Q&A with Professor Matthias Doepke Regarding His New Book, Love, Money, and Parenting: How Economics Explains the Way We Raise Our Kids
Love, Money, and Parenting is an international and historical look at how parenting choices change in the face of economic inequality. Parents everywhere want their children to be happy and do well. Yet, how parents seek to achieve this ambition varies enormously. Matthias Doepke and Fabrizio Zilibotti discuss how investments in early childhood development and the design of education systems factor into the parenting equation, and how economics can help shape policies that will contribute to the ideal of equal opportunity for all. (Source)
What was the inspiration behind writing this book?
Doepke: Part of the motivation was personal: My coauthor Fabrizio Zilibotti and I both grew up in Europe in the 1970s and experienced a fairly relaxed childhood – our parents were what we now call “permissive” parents. I think we both expected that we would raise our own children in a similar way, but then we ended up being much more involved in our children’s lives and more “intensive” parents overall than our own parents were. We realized that our own decisions in part reflected a changed economic environment. The book explains how similar forces have resulted in a general spread of intensive parenting styles in recent years, and how economic incentives can explain a lot about how parents raise their children both across countries and throughout history.
Could you explain the role played by income inequality for determining parenting styles?
Doepke: The general argument of the book is that parents love their children and want them to do well. What it means to do well, however, is in large part shaped by the economic environment. If inequality is low and people at different parts of the income distribution experience a similar quality of life, economic success is less important for parents and children. This allows parents to relax and to be more permissive, which gives room to children to discover their own interests and talents at their own pace. In contrast, if inequality is high, parents have more reason to worry about where their children will end up on the income scale. Success measured by educational achievement and a lucrative career becomes more important to parents, which leads them to adopt a more intensive, achievement-oriented parenting style.
How have changes in economic incentives resulted in the spread of the “helicopter parent” phenomenon?

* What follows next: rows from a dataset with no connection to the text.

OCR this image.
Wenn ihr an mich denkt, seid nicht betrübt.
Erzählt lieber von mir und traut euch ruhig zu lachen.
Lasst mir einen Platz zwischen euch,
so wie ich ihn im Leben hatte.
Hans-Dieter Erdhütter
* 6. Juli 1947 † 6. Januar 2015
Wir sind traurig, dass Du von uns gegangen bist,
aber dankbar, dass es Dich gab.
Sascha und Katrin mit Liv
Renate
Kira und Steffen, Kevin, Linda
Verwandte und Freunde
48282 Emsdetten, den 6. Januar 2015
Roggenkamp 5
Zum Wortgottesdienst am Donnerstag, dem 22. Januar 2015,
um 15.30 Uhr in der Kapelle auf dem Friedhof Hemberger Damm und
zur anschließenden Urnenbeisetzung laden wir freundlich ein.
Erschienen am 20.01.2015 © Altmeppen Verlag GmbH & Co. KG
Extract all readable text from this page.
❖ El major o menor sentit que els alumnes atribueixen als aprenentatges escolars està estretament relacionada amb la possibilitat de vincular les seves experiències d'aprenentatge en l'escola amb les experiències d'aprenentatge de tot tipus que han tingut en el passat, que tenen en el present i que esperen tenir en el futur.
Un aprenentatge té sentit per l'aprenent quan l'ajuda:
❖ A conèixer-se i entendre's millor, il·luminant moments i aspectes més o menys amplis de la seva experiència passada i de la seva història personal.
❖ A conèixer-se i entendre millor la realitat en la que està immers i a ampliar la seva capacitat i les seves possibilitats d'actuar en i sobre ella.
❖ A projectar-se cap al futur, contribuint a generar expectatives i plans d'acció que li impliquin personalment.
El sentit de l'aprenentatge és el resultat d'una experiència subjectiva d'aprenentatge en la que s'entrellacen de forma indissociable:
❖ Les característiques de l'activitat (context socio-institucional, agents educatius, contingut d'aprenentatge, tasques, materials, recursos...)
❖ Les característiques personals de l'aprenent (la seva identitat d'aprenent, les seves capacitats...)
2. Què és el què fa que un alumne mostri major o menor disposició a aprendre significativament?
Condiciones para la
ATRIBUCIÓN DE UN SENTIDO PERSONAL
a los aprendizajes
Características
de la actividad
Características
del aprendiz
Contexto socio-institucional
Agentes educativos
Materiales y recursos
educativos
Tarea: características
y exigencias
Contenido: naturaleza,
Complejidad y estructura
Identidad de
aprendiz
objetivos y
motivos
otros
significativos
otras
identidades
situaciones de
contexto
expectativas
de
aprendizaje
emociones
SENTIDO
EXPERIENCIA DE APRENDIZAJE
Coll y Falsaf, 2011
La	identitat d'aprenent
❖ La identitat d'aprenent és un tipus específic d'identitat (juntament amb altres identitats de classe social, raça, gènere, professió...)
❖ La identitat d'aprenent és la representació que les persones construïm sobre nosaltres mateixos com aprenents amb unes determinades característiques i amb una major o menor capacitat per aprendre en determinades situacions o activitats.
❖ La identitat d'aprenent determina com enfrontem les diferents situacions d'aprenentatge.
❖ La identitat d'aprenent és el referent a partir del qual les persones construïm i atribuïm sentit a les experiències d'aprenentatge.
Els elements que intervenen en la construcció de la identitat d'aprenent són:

Doepke: Since the 1970s, economic inequality has risen sharply in the United States and many other industrialized countries. One important aspect of this change is a much higher return on education. College graduates now earn almost twice as much on average as high school graduates. Education also matters for other outcomes parents worry about, such as the probability of finding a partner to marry and even health and longevity. The consequence of these changes is that parents feel pressure to push their children to succeed in education and at work. The rise of “helicopter parenting” is one manifestation of this change; other aspects are increased monetary spending on children (on items such as extracurricular activities and tutoring) and almost a doubling in time spent on childcare by average parents since the 1970s (with the largest rise in education-oriented activities such as helping with homework).
Do you have any concerns about the economic and social consequences of the “intensive” parenting styles that is widespread today?
Doepke: A first concern is that intensive parenting is not a lot of fun, and instead often stressful for both parents and children. Many kids are now expected to perform well throughout their childhoods, from qualifying for top preschools as toddlers to building a resume of school accomplishment and extracurricular activities that gives them a shot at top colleges as teenagers. The room to relax and “just be a kid” has shrunk. It is probably no accident that anxiety and depression among children have been rising lately. A second, arguably even more important concern is that intensive parenting has also resulted in more unequal parenting. Highly intensive parenting is widespread among the upper middle class, but parents from less fortunate backgrounds cannot always keep up. This rising “parenting gap” puts equality of opportunity at risk and contributes to declining social mobility.
What is the most important take-away for parents from your research?
Doepke: Unlike other parenting books, our does not take the perspective that parents are doing it wrong, and that we know how to do it right. Our view is that, by and large, parents are doing right by their children, but also that their choices are shaped in large part by the environment they live in. A consequence of this perspective is that if we want to change parenting, the way forward is not to blame parents, but to change the environment that parents respond to. This environment is shaped not just by global economic forces, but also by institutions and policies in areas such as early childhood education, family support, schooling, university admissions, and the tax and transfer system. The examples of other countries where parenting is more relaxed show that changes to these institutions can lead to different, and arguably better, outcomes. Hence, to change parenting, we need to become political actors and campaign for change, at levels ranging from the local school board to national politics.